Oct 10 08:04:08 ip-10-1-32-39 neo4j[72762]: 2018-10-10 08:04:08.054+0000 ERROR Failed to start Neo4j: Starting Neo4j failed: Component 'org.neo4j.server.database.LifecycleManagingDatabase@5dc651b3' was successfully initialized, but failed to start. Please see the attached cause exception "timerfd_create() failed: Too many open files". Starting Neo4j failed: Component 'org.neo4j.server.database.LifecycleManagingDatabase@5dc651b3' was successfully initialized, but failed to start. Please see the attached cause exception "timerfd_create() failed: Too many open files".
Oct 10 08:04:08 ip-10-1-32-39 neo4j[72762]: org.neo4j.server.ServerStartupException: Starting Neo4j failed: Component 'org.neo4j.server.database.LifecycleManagingDatabase@5dc651b3' was successfully initialized, but failed to start.

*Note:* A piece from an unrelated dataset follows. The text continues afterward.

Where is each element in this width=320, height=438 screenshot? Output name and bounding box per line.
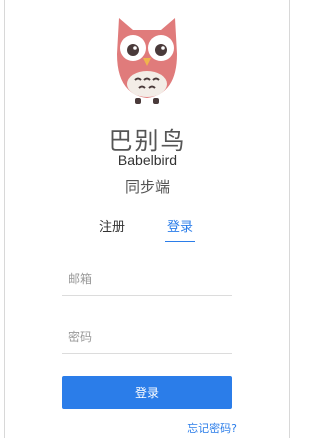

Please see the attached cause exception "timerfd_create() failed: Too many open files".
Oct 10 08:04:08 ip-10-1-32-39 neo4j[72762]: at org.neo4j.server.exception.ServerStartupErrors.translateToServerStartupError(ServerStartupErrors.java:68)
Oct 10 08:04:08 ip-10-1-32-39 neo4j[72762]: at org.neo4j.server.AbstractNeoServer.start(AbstractNeoServer.java:220)
Oct 10 08:04:08 ip-10-1-32-39 neo4j[72762]: at org.neo4j.server.ServerBootstrapper.start(ServerBootstrapper.java:111)
Oct 10 08:04:08 ip-10-1-32-39 neo4j[72762]: at org.neo4j.server.ServerBootstrapper.start(ServerBootstrapper.java:79)
Oct 10 08:04:08 ip-10-1-32-39 neo4j[72762]: at com.neo4j.server.enterprise.CommercialEntryPoint.main(CommercialEntryPoint.java:22)
Oct 10 08:04:08 ip-10-1-32-39 systemd[1]: neo4j.service: Main process exited, code=exited, status=1/FAILURE
Oct 10 08:04:08 ip-10-1-32-39 systemd[1]: neo4j.service: Unit entered failed state.
Oct 10 08:04:08 ip-10-1-32-39 systemd[1]: neo4j.service: Failed with result 'exit-code'.
Oct 10 08:04:08 ip-10-1-32-39 systemd[1]: neo4j.service: Service hold-off time over, scheduling restart.
Oct 10 08:04:08 ip-10-1-32-39 systemd[1]: Stopped Neo4j Graph Database.
Oct 10 08:04:08 ip-10-1-32-39 systemd[1]: Started Neo4j Graph Database.


(Ranlandau) #6

upgrade to 3.4.8 fixed it.
thanks.


(Michael Hunger) #7

Perhaps it was related to the user who ran the database?


(Ranlandau) #8

No... Checked that too.
I've verified all related to neo4j user.